# How many grams are contained in 3.22 moles of dinitrogen tetroxide?

Apr 23, 2016

Molar mass of ${N}_{2} {O}_{3} = 2 \times 14 + 3 \times 16 = 76 g m o {l}^{-} 1$
Mass of 3.22 moles of ${N}_{2} {O}_{3} = 3.22$moles$\times 76 \frac{g}{m o l} = 244.72 g$

May 1, 2016

The formula for dinitrogen tetroxide is ${N}_{2} {O}_{4}$.

Assume that:
n - number of moles
m - mass of substance
M - molar mass

$n = m \div M$

3.22 moles (n) of ${N}_{2} {O}_{4}$ has been provided for you.

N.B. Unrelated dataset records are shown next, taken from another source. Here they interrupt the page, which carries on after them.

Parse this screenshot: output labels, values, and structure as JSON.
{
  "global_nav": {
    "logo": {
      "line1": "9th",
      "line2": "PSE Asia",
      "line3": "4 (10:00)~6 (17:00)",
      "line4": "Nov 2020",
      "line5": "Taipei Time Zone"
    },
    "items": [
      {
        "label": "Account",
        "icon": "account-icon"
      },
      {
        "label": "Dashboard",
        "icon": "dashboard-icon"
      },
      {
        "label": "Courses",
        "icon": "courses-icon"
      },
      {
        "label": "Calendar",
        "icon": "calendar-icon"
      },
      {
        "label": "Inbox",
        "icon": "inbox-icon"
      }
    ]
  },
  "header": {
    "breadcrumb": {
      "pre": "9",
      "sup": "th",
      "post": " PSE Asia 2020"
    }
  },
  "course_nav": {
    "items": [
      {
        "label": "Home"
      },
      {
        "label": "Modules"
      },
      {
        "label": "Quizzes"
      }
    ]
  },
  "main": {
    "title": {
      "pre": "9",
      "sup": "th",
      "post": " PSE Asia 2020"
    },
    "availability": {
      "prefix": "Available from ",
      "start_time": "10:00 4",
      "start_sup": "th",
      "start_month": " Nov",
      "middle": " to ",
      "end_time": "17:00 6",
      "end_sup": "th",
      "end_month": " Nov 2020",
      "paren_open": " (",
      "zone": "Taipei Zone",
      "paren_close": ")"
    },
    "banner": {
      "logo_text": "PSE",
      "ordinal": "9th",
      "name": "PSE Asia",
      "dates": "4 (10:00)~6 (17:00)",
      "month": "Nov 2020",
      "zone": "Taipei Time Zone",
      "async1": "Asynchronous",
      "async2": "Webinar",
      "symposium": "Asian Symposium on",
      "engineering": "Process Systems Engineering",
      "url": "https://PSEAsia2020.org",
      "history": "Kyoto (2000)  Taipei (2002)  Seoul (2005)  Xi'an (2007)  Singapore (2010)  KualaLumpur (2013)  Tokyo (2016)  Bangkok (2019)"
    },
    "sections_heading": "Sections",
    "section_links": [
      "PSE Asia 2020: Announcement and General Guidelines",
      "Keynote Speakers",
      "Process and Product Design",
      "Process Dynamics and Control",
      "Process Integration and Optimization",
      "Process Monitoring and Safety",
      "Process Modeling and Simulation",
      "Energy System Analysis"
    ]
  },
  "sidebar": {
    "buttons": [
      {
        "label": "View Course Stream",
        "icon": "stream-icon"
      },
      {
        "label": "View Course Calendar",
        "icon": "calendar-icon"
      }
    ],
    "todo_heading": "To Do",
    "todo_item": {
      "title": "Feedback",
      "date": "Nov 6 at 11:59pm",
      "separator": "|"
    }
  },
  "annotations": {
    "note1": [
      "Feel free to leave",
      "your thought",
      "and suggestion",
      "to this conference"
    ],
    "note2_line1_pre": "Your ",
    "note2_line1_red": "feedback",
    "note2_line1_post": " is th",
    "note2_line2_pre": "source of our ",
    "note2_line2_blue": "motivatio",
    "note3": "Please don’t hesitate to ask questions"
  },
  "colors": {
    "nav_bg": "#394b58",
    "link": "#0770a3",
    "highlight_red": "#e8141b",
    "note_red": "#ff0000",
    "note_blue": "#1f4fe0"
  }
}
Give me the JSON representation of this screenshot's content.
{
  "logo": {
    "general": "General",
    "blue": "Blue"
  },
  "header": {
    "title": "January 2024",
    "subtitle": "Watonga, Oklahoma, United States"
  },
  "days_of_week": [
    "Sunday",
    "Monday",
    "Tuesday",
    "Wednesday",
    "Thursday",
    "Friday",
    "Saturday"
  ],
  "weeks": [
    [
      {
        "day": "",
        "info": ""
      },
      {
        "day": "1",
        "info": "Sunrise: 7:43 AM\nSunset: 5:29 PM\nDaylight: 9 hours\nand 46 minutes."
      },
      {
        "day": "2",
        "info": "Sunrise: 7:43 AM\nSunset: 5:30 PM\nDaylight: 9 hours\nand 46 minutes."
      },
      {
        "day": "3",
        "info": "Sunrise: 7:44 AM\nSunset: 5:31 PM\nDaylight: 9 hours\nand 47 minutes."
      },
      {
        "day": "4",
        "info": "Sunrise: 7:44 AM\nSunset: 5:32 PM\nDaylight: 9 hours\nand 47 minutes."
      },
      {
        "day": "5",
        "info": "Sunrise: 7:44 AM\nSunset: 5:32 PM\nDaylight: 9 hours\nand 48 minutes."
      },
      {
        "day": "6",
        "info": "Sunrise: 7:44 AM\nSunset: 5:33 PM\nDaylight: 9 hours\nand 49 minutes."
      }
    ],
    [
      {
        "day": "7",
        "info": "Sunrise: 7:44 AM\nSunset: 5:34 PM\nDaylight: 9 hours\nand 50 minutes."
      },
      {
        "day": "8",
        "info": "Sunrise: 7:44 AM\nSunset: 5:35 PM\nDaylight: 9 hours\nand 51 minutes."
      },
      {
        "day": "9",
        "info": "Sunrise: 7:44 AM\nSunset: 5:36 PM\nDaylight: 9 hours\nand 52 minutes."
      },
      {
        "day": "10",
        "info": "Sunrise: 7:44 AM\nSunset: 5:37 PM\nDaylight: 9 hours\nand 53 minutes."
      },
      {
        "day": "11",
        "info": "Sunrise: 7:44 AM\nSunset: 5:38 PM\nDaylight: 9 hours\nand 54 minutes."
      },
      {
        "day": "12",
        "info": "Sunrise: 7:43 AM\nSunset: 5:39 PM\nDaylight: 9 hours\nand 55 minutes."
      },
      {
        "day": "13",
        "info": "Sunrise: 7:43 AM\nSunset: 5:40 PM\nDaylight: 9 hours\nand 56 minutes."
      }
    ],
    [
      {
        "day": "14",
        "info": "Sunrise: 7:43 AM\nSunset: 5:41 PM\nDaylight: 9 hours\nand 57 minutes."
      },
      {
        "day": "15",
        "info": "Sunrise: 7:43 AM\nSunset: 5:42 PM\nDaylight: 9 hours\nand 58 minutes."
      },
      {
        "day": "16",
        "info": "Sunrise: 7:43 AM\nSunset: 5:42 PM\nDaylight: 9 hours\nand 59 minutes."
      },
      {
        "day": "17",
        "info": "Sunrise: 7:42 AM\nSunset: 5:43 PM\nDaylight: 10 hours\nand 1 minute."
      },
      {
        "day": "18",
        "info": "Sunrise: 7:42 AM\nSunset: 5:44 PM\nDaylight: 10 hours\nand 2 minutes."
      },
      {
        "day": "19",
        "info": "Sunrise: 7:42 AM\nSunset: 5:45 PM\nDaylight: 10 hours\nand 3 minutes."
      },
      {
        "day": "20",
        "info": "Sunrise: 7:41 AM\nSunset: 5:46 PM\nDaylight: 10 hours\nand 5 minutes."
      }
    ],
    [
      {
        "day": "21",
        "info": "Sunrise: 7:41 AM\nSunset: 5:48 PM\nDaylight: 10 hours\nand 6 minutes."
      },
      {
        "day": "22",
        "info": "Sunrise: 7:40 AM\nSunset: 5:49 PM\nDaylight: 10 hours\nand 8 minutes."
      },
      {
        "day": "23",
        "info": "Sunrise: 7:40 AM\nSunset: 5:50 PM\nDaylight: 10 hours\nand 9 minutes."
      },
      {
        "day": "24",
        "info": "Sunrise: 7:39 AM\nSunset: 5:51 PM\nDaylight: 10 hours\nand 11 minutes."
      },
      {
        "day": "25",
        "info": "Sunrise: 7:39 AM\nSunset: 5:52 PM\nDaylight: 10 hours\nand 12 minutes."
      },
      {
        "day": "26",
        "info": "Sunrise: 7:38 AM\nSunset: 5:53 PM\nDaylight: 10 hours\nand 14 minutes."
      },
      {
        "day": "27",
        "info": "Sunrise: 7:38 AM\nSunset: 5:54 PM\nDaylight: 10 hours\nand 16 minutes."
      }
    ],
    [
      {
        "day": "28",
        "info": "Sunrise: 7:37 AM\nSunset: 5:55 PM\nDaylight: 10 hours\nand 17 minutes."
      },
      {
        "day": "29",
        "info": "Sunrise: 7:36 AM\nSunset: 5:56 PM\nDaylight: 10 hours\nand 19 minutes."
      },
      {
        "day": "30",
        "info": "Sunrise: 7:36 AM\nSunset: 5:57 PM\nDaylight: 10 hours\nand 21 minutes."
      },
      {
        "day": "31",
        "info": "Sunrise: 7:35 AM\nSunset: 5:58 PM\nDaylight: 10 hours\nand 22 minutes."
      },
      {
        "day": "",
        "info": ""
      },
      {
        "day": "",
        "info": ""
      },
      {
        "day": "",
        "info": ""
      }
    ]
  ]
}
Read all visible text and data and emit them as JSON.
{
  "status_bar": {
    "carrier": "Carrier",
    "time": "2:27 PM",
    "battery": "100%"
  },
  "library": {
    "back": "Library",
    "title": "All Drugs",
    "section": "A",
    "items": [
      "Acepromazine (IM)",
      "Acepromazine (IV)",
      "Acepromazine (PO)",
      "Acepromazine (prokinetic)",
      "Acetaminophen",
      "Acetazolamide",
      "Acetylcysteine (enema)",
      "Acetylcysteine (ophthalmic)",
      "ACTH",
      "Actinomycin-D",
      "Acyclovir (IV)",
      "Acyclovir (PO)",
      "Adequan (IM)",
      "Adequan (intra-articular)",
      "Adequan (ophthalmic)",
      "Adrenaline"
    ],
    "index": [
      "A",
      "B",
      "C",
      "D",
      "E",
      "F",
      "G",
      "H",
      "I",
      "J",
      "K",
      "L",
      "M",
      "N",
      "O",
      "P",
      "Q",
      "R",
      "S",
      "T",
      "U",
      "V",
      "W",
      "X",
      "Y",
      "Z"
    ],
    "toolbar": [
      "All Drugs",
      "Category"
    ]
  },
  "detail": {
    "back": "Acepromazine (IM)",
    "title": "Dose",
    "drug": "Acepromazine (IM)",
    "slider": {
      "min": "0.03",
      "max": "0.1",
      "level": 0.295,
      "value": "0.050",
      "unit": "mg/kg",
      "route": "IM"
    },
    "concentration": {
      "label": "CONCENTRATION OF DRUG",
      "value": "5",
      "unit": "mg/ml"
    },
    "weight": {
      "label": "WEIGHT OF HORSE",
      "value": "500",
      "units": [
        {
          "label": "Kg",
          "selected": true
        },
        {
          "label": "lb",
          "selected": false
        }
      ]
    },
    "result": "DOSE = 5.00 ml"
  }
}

Next step is to find out the molar mass (M). Before that, break up the formula, first, to make sure that you know what atoms are present. You can see that Nitrogen and Oxygen are present. If you refer to your periodic table, the molar mass of Nitrogen is 14.0 g/mol and Oxygen 16.0 g/mol.

Therefore, the molar mass (M) of dinitrogen tetroxide is:
$\left[2 \times 14.0 + 4 \times 16.0\right]$ = 92.0 g/mol.

Your last step is to find out the mass.
Look back at the $n = m \div M$ formula and make m as the subject. Flip it over and it'll become $m = M \times n$.

The mass of ${N}_{2} {O}_{4}$ is:
[m = 92.0 g/mol $\times$ 3.22 moles] = 296.2 grams.
Note that this answer is rounded to 3 significant figures.

Overall, 296.2 grams are contained in 3.22 moles of dinitrogen tetroxide.